While I don’t agree with a lot of Steve Jobs quotes, one does resonate with me: in most professions, the “dynamic range” is low—the fastest taxi driver might be 2x faster than the slowest, and the fastest chef 3x faster than the slowest. But in computer science, good developers work 100x faster than slower ones.

You need to be somewhere vaguely near the middle or higher of that curve. You should know how to make substantial research progress most days, finish things with plenty of time to spare (because unexpected things always happen in research, and in life), and have the discipline to get everything done in a normal ~8-hour workday so you (and your teammates, including me!) can have work-life balance.

4. You Play Nice With Others

Kind, professional collaboration with the highest scientific integrity. Non-negotiable.

5. You Actually Like These Problems

It takes all kinds to push science forward. For us to work together, you need to be genuinely excited about the specific problems I work on — not just “AI” in the abstract.
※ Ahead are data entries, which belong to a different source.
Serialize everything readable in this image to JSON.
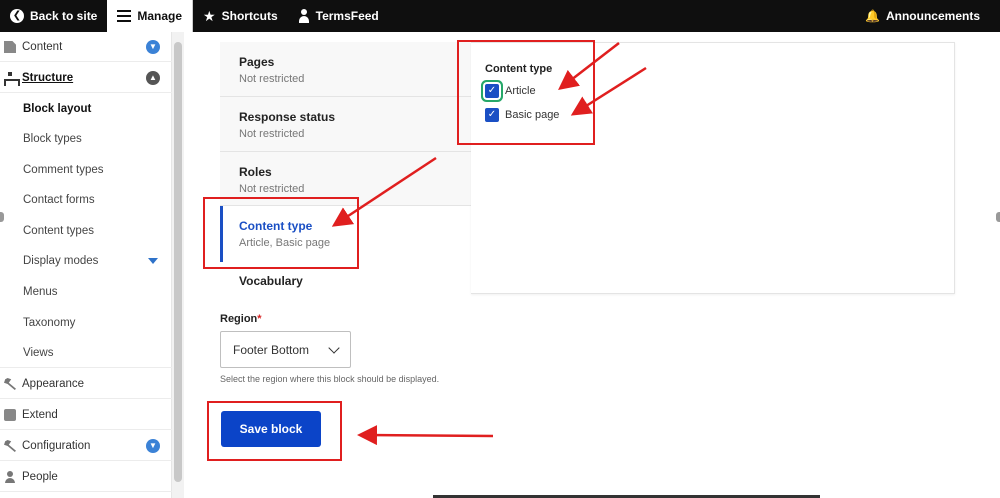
{
  "toolbar": {
    "back_to_site": "Back to site",
    "manage": "Manage",
    "shortcuts": "Shortcuts",
    "user": "TermsFeed",
    "announcements": "Announcements"
  },
  "sidebar": {
    "items": [
      {
        "label": "Content"
      },
      {
        "label": "Structure"
      },
      {
        "label": "Block layout"
      },
      {
        "label": "Block types"
      },
      {
        "label": "Comment types"
      },
      {
        "label": "Contact forms"
      },
      {
        "label": "Content types"
      },
      {
        "label": "Display modes"
      },
      {
        "label": "Menus"
      },
      {
        "label": "Taxonomy"
      },
      {
        "label": "Views"
      },
      {
        "label": "Appearance"
      },
      {
        "label": "Extend"
      },
      {
        "label": "Configuration"
      },
      {
        "label": "People"
      }
    ]
  },
  "tabs": [
    {
      "title": "Pages",
      "summary": "Not restricted"
    },
    {
      "title": "Response status",
      "summary": "Not restricted"
    },
    {
      "title": "Roles",
      "summary": "Not restricted"
    },
    {
      "title": "Content type",
      "summary": "Article, Basic page"
    },
    {
      "title": "Vocabulary",
      "summary": ""
    }
  ],
  "panel": {
    "title": "Content type",
    "options": [
      {
        "label": "Article",
        "checked": true
      },
      {
        "label": "Basic page",
        "checked": true
      }
    ]
  },
  "region": {
    "label": "Region",
    "required_mark": "*",
    "value": "Footer Bottom",
    "help": "Select the region where this block should be displayed."
  },
  "save_button": "Save block",
  "colors": {
    "accent": "#0b44c8",
    "annotation": "#e01f1f",
    "toolbar": "#0f0f0f"
  }
}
It’s not uncommon for students to join a lab and then realize the research isn’t what they thought it would be. It happens, but it’s not a good use of resources. You should already know — from reading papers and playing with the code — that this work genuinely excites you. And you should already know, from whatever lab-based or self-directed research experience you have, that you enjoy research.

6. Be Genuine

Here’s the thing: I already know ChatGPT writes fantastic emails and great code. I’m not interested in interviewing ChatGPT. I’m interested in learning about you.

I want to understand what problems you find exciting. What drives your scientific journey. And yes, I want to see your actual current level of knowledge, technical ability, and communication skills — including how you write emails and code.

Please do not submit anything generated by a language model, coding assistant, or anything other than your own intellectual labor when contacting me.

Yes, I can tell. No, it’s not as subtle as you think.

Step 3: Finding Time to Chat

I get a lot of e-mail. I physically cannot respond to every one. If there’s a strong fit based on your email, I’ll reach out and we’ll take it from there.

If you’ve read this far and you are a human: please put [BANANA] at the beginning of your email subject line. It helps me quickly filter e-mails and confirms you’ve actually read these instructions.

But Wait: Unicorns!

Maybe you don’t fit the traditional mold. Maybe you’ve taken a non-traditional path, or don’t check all the boxes above, but you genuinely believe there’s a research fit.

That’s okay — I had a very non-traditional and interdisciplinary path myself. Please still reach out. Just make sure you can clearly articulate why you think there’s a fit despite the non-traditional path, and follow the instructions above about e-mail subject lines.

Closing Remarks

I’m looking for excellent student collaborators who are excited about automated scientific discovery, have strong technical chops, and are ready to dive into ambitious, challenging projects that advance the state of science.

If that’s you, I’d love to hear from you.